Most Veterinary Industry Associations have staggered membership levels, especially for recently qualified veterinary professionals, so it can be quite cost effective to register. BVA, BSAVA, BCVA BEVA NIVA

Work Life Balance

You will hear this phrase a lot – and in our industry there is a wide variation. It’s very important to remember that work isn’t your whole life (even though it may feel like it at times). A busy and demanding job can quickly take over your entire life. You’ll be faced with many emotions as a veterinary professional making it hard to “shut your brain off” at times. It’s crucial you continue to stay in contact with family, grab dinner with friends, workout, engage in fun hobbies, and take breaks or mini-road trips whenever you can. Switching your brain off from work will allow yourself to return refreshed and excited to tackle the work week. Balance is a key element in a healthy and happy life!

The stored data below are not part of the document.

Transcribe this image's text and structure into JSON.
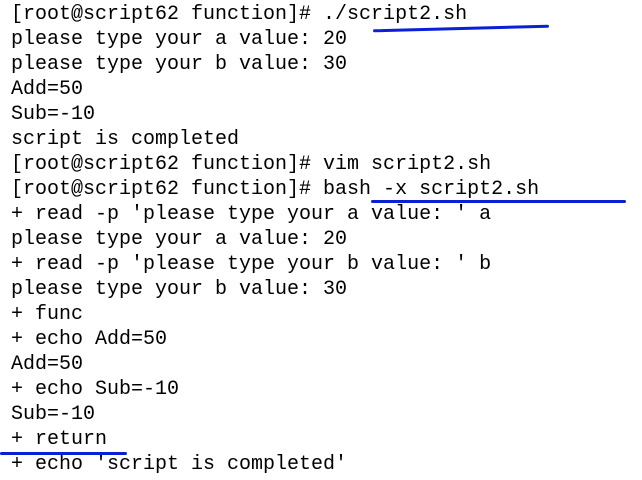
{
  "terminal": {
    "lines": [
      "[root@script62 function]# ./script2.sh",
      "please type your a value: 20",
      "please type your b value: 30",
      "Add=50",
      "Sub=-10",
      "script is completed",
      "[root@script62 function]# vim script2.sh",
      "[root@script62 function]# bash -x script2.sh",
      "+ read -p 'please type your a value: ' a",
      "please type your a value: 20",
      "+ read -p 'please type your b value: ' b",
      "please type your b value: 30",
      "+ func",
      "+ echo Add=50",
      "Add=50",
      "+ echo Sub=-10",
      "Sub=-10",
      "+ return",
      "+ echo 'script is completed'"
    ]
  },
  "colors": {
    "background": "#ffffff",
    "text": "#000000",
    "annotation_underline": "#0a1fd6"
  }
}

Build Relationships Within Your Team

Having recently landed this great new job, you’ll need to grow new relationships within the team. Veterinary Practices aren’t just all about happy animals, successful practices need a strong and cohesive team that communicates openly and honestly to ensure your human clients and fellow team members are happy too. From the surgical suite to the front desk to the recovery areas, establishing a harmonious team that gets on well will ensure clients keep coming back again and again, and keep all the team working well together.

Be Confident and Trust Your Intuition

Being a Veterinary Surgeon or Veterinary Nurse is undoubtedly one of the best jobs in the world.

You’ve been taught an abundance of knowledge and you’re starting to put it to work. As you begin your new career path, remember that you will have new situations thrown at you all the time. Throughout your veterinary career you’ll never stop learning, so be open to new ideas and different ways of accomplishing tasks. You may not always have a clear-cut answer. You’ll struggle and succeed. You’ll cry and you’ll laugh…plus explore a whole new world of emotions. In times like these remember to lean on your support networks to get you through. You’ll quickly gain experience and you’ll be looking back on your first year with well-deserved pride in no time at all.

And one final tip – learn to radiate confidence. You may not be an expert yet, but you do have “a very special set of skills” and contemporary knowledge. Be confident in all your training and skills, express yourself professionally at all times and follow your passion with your whole heart as you successfully progress through this first phase of the remarkable career you deserve.